Cet homme, dont le buste trône au club des officiers de Yarzé, m'a toujours fasciné. Ses moustaches et ses lunettes font partie du décor immobile de mes souvenirs d'enfance.
Mon père m'a raconté l'histoire de son meurtre plus d'une centaine de fois et, à chaque fois, il brûlait de peine pour la perte d'un officier si brillant et courageux, qui n'a jamais failli à sa mission.
Jeunesse et engagement
Khalil Kanaan, militaire lâchement assassiné en pleine nuit alors qu'il dormait aux côtés de sa femme, était un homme engagé, et ce, depuis son plus jeune âge. Né en 1937, à l'époque du mandat français, il a effectué sa scolarité à Jounieh.
Il était membre de l'association des scouts et un athlète accompli. Il excellait dans les sports équestres et a remporté plusieurs prix nationaux.
Formation militaire
En 1957, après avoir effectué son service militaire, il a décidé de passer le concours de l'École militaire de Fiyadié, destinée à la formation des officiers de l'armée. Après avoir reçu son étoile de sous-lieutenant d'infanterie en 1960, il est parti en France pour continuer sa formation à l'École d'Application de l'Infanterie à Saint-Maixent.
Contexte historique
Le Liban venait de se relever après un épisode sanglant qui avait marqué les esprits, peu avant la fin du mandat du président Chamoun en 1958. Fouad Chehab venait d'être élu président, ce qui avait apaisé les tensions, les rebelles ayant obtenu un partage plus équitable du pouvoir. La guerre, pour les Libanais, ne devait plus recommencer. Hélas, les ambitions guerrières et territoriales n'avaient pas encore dit leur dernier mot.
Carrière et leadership
Alors que les combats battaient leur plein, Kanaan a été nommé à la tête de la 5e brigade d'infanterie. L'armée livrait des batailles sanglantes face aux milices qui contrôlaient la région chrétienne ainsi qu’aux forces syriennes.

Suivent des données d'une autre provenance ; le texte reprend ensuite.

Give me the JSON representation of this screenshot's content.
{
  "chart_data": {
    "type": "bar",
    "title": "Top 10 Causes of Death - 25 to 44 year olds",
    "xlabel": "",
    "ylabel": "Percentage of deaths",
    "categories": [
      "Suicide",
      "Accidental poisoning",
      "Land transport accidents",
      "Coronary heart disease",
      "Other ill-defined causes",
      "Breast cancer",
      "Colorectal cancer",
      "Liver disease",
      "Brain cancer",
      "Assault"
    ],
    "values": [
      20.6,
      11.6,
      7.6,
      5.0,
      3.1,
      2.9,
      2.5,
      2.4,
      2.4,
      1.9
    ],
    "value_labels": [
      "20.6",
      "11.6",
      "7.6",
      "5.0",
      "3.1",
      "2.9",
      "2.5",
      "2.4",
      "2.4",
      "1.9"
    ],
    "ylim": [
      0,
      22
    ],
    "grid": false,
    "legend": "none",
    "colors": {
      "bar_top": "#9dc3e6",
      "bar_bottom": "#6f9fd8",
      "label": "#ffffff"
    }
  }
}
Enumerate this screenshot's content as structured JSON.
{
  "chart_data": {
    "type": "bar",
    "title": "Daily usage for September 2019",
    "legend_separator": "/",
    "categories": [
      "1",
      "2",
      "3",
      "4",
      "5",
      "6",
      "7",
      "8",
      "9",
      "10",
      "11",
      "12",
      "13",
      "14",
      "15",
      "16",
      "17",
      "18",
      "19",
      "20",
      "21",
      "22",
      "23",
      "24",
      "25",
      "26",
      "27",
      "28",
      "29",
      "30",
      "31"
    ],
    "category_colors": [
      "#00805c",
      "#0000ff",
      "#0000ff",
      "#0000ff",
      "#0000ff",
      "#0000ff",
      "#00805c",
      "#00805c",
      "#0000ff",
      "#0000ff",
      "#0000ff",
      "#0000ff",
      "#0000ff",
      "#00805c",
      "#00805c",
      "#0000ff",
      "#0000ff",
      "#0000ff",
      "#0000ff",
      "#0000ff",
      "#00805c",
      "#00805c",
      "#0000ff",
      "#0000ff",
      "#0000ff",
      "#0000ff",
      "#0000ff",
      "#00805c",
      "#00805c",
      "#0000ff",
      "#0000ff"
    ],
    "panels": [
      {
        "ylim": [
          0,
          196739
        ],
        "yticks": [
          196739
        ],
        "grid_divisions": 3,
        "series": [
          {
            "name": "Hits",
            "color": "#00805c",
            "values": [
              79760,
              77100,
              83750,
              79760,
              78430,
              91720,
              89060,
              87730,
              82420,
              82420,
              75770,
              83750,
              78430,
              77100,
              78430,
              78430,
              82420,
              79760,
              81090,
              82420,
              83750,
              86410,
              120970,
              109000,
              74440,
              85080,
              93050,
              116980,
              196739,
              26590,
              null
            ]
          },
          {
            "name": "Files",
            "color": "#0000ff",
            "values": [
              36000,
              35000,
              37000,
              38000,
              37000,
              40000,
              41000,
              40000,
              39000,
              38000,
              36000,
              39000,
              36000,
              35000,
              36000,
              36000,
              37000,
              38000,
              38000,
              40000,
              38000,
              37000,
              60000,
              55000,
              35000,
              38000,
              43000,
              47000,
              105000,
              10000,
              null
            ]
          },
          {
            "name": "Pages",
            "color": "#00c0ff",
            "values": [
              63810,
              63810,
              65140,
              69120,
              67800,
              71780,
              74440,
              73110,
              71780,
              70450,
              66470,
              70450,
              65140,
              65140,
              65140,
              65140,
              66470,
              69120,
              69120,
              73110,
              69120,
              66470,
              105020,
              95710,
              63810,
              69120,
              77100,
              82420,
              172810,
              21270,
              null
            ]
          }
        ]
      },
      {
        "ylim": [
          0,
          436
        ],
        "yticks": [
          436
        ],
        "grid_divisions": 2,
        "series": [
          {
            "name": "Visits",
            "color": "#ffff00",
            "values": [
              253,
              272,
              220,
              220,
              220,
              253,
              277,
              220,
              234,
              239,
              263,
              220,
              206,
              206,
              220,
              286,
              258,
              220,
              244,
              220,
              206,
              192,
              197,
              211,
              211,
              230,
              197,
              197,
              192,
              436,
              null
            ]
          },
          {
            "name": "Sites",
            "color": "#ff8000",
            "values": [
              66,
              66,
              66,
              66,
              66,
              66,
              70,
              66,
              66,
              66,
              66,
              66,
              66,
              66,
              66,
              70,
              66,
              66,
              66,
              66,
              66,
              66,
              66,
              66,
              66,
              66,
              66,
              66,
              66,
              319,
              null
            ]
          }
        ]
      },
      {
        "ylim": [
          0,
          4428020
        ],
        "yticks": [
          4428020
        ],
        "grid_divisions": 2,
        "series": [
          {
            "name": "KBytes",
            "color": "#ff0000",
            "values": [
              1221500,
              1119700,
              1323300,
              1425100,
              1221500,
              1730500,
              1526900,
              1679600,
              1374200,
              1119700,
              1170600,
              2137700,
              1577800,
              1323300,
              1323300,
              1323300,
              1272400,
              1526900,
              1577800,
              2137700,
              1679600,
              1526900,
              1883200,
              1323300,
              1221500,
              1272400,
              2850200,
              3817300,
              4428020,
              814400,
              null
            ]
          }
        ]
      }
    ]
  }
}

Populaire parmi ses subordonnés, plusieurs d'entre eux l'appréciaient pour sa générosité, son calme dans les moments difficiles et sa mélancolie après la perte de l'un de ses soldats.
Une fin tragique
Sa mort a bouleversé ses proches et ses compagnons les plus fidèles. Lui qui les réconfortait dans le besoin, venait de les quitter à cause d'une bande d’hommes qui avaient attendu l'obscurité pour s'infiltrer chez lui. Eux, des hommes cagoulés, déjà honteux d'un acte qu'ils n'avaient pas encore commis, lui ont ôté la vie d’un geste lâche, blessant grièvement son épouse.
Général Kanaan, on ne vous oubliera jamais.